COOKING AT THE AUSTRIAN CULTURAL FORUMMay 21, 2012
No Wiener schnitzel was served at the Austrian Cultural Forum’s 10-year anniversary celebration this week, but vegan beef tartare and food-based performance art were on the menu. Opening the exhibition “Our Haus,” May 17-Aug. 26, 2012, Austrian-born relational esthetician Rainer Prohaska staged the performance “Kitchen on Every Floor,” which, like it sounds, involved setting up a series of food-prep stations around the building. Guests were invited to follow Prohaska’s instructions at each post -- chop onions, dice fresh herbs, etc. -- until they had cooked an entire meal. (Aside from the Turkish-based faux-beef dish, Prohaska also provided a traditional Austrian recipe from a restaurant near his home.)
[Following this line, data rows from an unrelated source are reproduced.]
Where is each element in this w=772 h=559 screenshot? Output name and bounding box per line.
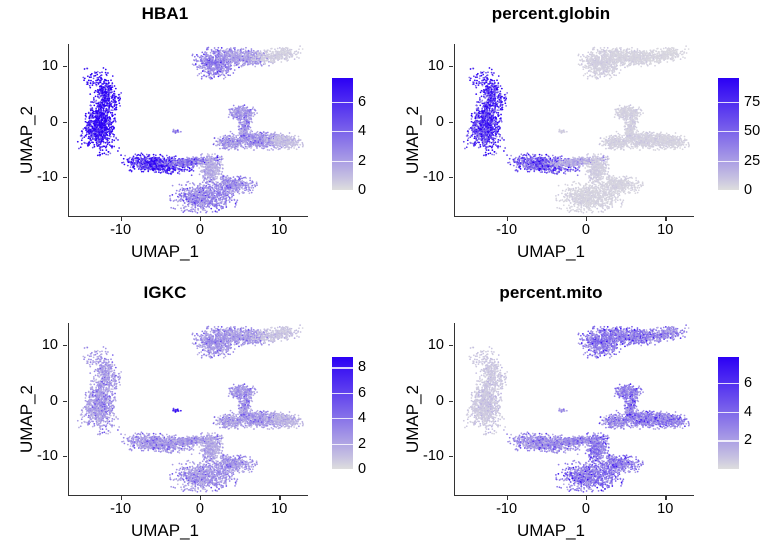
y-axis-title: UMAP_2 xyxy=(403,339,423,499)
colorbar-tick-label: 2 xyxy=(744,432,752,448)
y-axis-title: UMAP_2 xyxy=(17,339,37,499)
x-tick-label: 0 xyxy=(582,501,590,517)
colorbar-tick xyxy=(332,131,353,132)
colorbar-tick-label: 4 xyxy=(744,404,752,420)
y-tick xyxy=(449,177,453,178)
colorbar-tick xyxy=(718,440,739,441)
colorbar-gradient xyxy=(718,78,739,190)
colorbar-tick-label: 6 xyxy=(744,375,752,391)
colorbar-tick xyxy=(718,412,739,413)
x-tick xyxy=(586,496,587,500)
y-axis-title: UMAP_2 xyxy=(17,60,37,220)
y-axis-line xyxy=(454,323,455,496)
umap-scatter-canvas xyxy=(0,0,386,279)
x-axis-line xyxy=(454,216,694,217)
colorbar-tick xyxy=(332,161,353,162)
colorbar-tick xyxy=(718,190,739,191)
colorbar-gradient xyxy=(332,78,353,190)
y-tick xyxy=(449,66,453,67)
y-tick xyxy=(449,345,453,346)
colorbar-tick-label: 2 xyxy=(358,436,366,452)
x-tick xyxy=(200,496,201,500)
umap-scatter-canvas xyxy=(386,279,772,558)
colorbar-tick-label: 50 xyxy=(744,123,760,139)
colorbar-tick xyxy=(332,444,353,445)
x-tick xyxy=(200,217,201,221)
x-axis-line xyxy=(68,216,308,217)
y-tick xyxy=(63,456,67,457)
x-tick-label: 10 xyxy=(657,222,673,238)
y-tick xyxy=(449,401,453,402)
x-tick xyxy=(507,217,508,221)
colorbar-tick xyxy=(332,102,353,103)
panel-percent-mito: percent.mito100-10-10010UMAP_1UMAP_2642 xyxy=(386,279,772,558)
x-axis-title: UMAP_1 xyxy=(0,242,330,262)
y-tick xyxy=(63,345,67,346)
colorbar-tick xyxy=(332,367,353,368)
panel-hba1: HBA1100-10-10010UMAP_1UMAP_26420 xyxy=(0,0,386,279)
colorbar-tick-label: 0 xyxy=(358,461,366,477)
umap-scatter-canvas xyxy=(0,279,386,558)
panel-igkc: IGKC100-10-10010UMAP_1UMAP_286420 xyxy=(0,279,386,558)
colorbar-tick xyxy=(718,161,739,162)
x-tick-label: -10 xyxy=(110,222,131,238)
colorbar-tick xyxy=(332,393,353,394)
y-tick xyxy=(63,177,67,178)
y-axis-line xyxy=(68,44,69,217)
colorbar-tick xyxy=(332,469,353,470)
x-axis-title: UMAP_1 xyxy=(0,521,330,541)
feature-plot-figure: HBA1100-10-10010UMAP_1UMAP_26420percent.… xyxy=(0,0,772,559)
x-tick-label: -10 xyxy=(496,222,517,238)
colorbar-tick xyxy=(718,131,739,132)
y-tick xyxy=(63,66,67,67)
x-tick-label: 10 xyxy=(271,501,287,517)
y-axis-line xyxy=(454,44,455,217)
colorbar: 86420 xyxy=(332,357,386,469)
colorbar-tick-label: 25 xyxy=(744,153,760,169)
colorbar-tick-label: 6 xyxy=(358,94,366,110)
colorbar-tick xyxy=(718,383,739,384)
colorbar-tick xyxy=(718,102,739,103)
umap-scatter-canvas xyxy=(386,0,772,279)
x-axis-title: UMAP_1 xyxy=(386,521,716,541)
x-axis-title: UMAP_1 xyxy=(386,242,716,262)
colorbar-tick-label: 4 xyxy=(358,123,366,139)
x-tick xyxy=(279,217,280,221)
x-tick xyxy=(665,217,666,221)
colorbar: 642 xyxy=(718,357,772,469)
x-tick xyxy=(586,217,587,221)
x-tick-label: -10 xyxy=(496,501,517,517)
x-tick xyxy=(121,496,122,500)
y-axis-title: UMAP_2 xyxy=(403,60,423,220)
x-tick-label: 10 xyxy=(657,501,673,517)
panel-percent-globin: percent.globin100-10-10010UMAP_1UMAP_275… xyxy=(386,0,772,279)
y-tick xyxy=(449,122,453,123)
colorbar-tick-label: 0 xyxy=(744,182,752,198)
colorbar-tick-label: 6 xyxy=(358,385,366,401)
y-tick xyxy=(63,122,67,123)
x-tick-label: -10 xyxy=(110,501,131,517)
colorbar-tick-label: 75 xyxy=(744,94,760,110)
x-tick xyxy=(121,217,122,221)
x-axis-line xyxy=(454,495,694,496)
x-tick xyxy=(665,496,666,500)
colorbar-gradient xyxy=(332,357,353,469)
colorbar-tick xyxy=(332,418,353,419)
colorbar-tick-label: 2 xyxy=(358,153,366,169)
colorbar-gradient xyxy=(718,357,739,469)
x-tick-label: 0 xyxy=(196,501,204,517)
colorbar-tick-label: 4 xyxy=(358,410,366,426)
y-axis-line xyxy=(68,323,69,496)
x-tick-label: 0 xyxy=(196,222,204,238)
x-tick xyxy=(279,496,280,500)
x-axis-line xyxy=(68,495,308,496)
x-tick-label: 10 xyxy=(271,222,287,238)
colorbar-tick-label: 0 xyxy=(358,182,366,198)
x-tick-label: 0 xyxy=(582,222,590,238)
colorbar-tick xyxy=(332,190,353,191)
x-tick xyxy=(507,496,508,500)
y-tick xyxy=(449,456,453,457)
colorbar: 6420 xyxy=(332,78,386,190)
colorbar-tick-label: 8 xyxy=(358,359,366,375)
colorbar: 7550250 xyxy=(718,78,772,190)
y-tick xyxy=(63,401,67,402)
“I will not cook; I let people cook,” Prohaska explained during an artist talk held at the Forum on Wednesday, May 16, 2012, before the performance. “If no one’s cooking, we have no food tonight.”
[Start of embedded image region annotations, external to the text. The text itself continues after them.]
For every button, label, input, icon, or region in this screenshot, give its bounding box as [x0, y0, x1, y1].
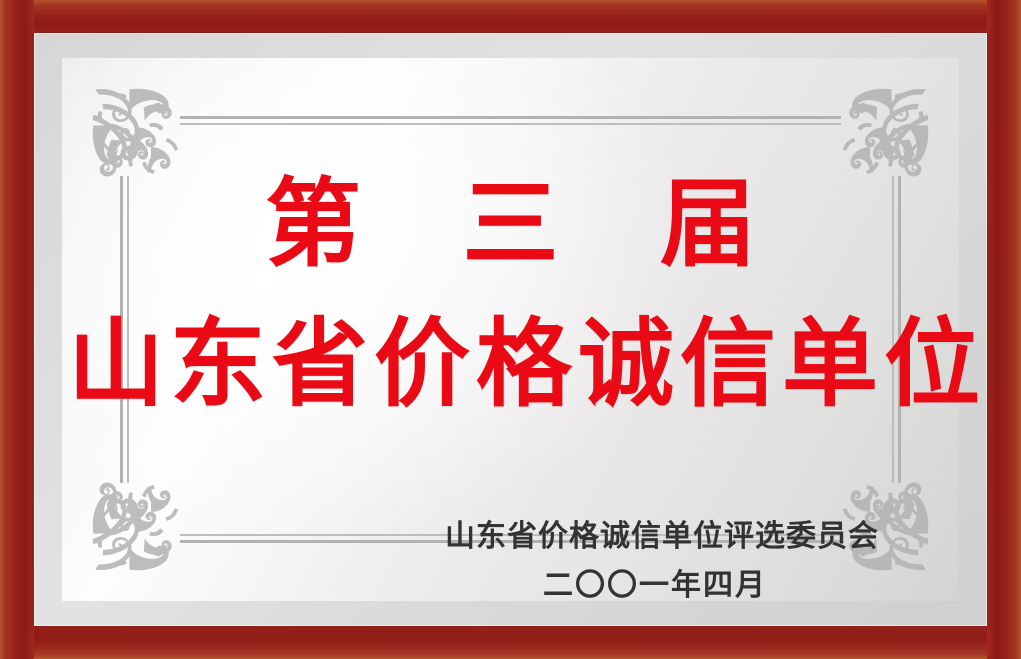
plaque-content: 第 三 届 山东省价格诚信单位 山东省价格诚信单位评选委员会 二〇〇一年四月: [62, 58, 959, 601]
frame-rail-left: [0, 0, 34, 659]
frame-rail-right: [987, 0, 1021, 659]
issue-date: 二〇〇一年四月: [445, 569, 865, 604]
frame-rail-top: [0, 0, 1021, 34]
silver-plate: 第 三 届 山东省价格诚信单位 山东省价格诚信单位评选委员会 二〇〇一年四月: [62, 58, 959, 601]
page-title-line2: 山东省价格诚信单位: [62, 316, 959, 412]
page-title-line1: 第 三 届: [62, 176, 959, 272]
issuing-organization: 山东省价格诚信单位评选委员会: [445, 520, 865, 555]
award-plaque: 第 三 届 山东省价格诚信单位 山东省价格诚信单位评选委员会 二〇〇一年四月: [0, 0, 1021, 659]
silver-plate-border: 第 三 届 山东省价格诚信单位 山东省价格诚信单位评选委员会 二〇〇一年四月: [34, 33, 987, 626]
frame-rail-bottom: [0, 625, 1021, 659]
signature-block: 山东省价格诚信单位评选委员会 二〇〇一年四月: [445, 520, 865, 603]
The other nine artists in “Our Haus” take inspiration from the East 52nd Street building itself, which has become a modern icon since architect Raimund Abraham completed the slender steel-and-glass structure in 2002. Two years ago, installation artist Judith Fegerl lit up the insides of the building with flashing LED lights. Now, for Untitled (cauter) (2012), she set small, controlled electrical fires in a wall, causing faintly perceptible, pencil-like line “drawings.”
“This new piece is much quieter,” Fegerl said. “It’s about the things you don’t see.”
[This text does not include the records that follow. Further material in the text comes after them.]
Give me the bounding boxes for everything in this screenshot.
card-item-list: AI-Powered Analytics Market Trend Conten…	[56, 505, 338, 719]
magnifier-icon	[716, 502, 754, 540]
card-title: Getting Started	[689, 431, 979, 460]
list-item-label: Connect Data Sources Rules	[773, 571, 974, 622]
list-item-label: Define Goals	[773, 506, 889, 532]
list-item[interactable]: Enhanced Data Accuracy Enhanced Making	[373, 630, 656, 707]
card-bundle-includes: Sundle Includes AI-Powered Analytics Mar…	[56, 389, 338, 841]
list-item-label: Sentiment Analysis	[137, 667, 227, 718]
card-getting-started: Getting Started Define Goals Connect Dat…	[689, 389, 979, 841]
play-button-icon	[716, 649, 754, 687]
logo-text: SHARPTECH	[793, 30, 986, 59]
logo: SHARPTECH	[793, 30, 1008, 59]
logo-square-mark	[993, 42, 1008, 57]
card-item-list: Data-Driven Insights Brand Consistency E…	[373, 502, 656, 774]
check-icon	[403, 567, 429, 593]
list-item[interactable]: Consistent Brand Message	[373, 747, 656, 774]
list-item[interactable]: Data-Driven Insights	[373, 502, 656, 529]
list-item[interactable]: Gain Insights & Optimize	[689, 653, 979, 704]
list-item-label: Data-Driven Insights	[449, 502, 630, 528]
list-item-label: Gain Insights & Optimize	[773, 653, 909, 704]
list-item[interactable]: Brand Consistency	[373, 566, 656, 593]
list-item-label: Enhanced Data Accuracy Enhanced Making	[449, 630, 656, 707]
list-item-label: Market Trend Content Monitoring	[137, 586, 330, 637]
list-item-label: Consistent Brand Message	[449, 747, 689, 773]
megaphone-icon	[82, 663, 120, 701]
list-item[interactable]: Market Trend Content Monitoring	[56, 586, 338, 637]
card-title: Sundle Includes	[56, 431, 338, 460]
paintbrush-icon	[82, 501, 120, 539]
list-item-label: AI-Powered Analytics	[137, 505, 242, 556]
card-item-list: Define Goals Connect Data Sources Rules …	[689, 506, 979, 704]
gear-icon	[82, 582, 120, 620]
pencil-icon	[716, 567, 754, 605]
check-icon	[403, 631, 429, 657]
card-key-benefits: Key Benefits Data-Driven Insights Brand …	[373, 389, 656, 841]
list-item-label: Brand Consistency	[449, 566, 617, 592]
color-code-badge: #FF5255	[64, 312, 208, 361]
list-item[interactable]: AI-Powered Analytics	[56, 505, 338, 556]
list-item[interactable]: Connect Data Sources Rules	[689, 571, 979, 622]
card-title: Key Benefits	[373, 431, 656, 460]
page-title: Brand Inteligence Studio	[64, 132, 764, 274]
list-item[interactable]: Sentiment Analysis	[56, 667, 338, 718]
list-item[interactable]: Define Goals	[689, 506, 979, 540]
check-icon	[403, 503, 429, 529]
Other artists address the architectural theme less literally. In Rainer Ganahl’s split-screen video, he contrasts the boarded-up shops and apartments in Spanish Harlem, where he has lived for years, with the well-to-do surroundings of the Austrian Cultural Forum. And husband-and-wife duo Johanna and Helmut Kandl spliced together super-8 films of Johanna’s home from when she was a child with those of its current, dilapidated state.
Toward the end of the evening, guests clustered in the basement around what might have rivaled the feast for the most popular artwork of the night: a mini-fridge full of Stiegl beer, courtesy of Mathias Kessler.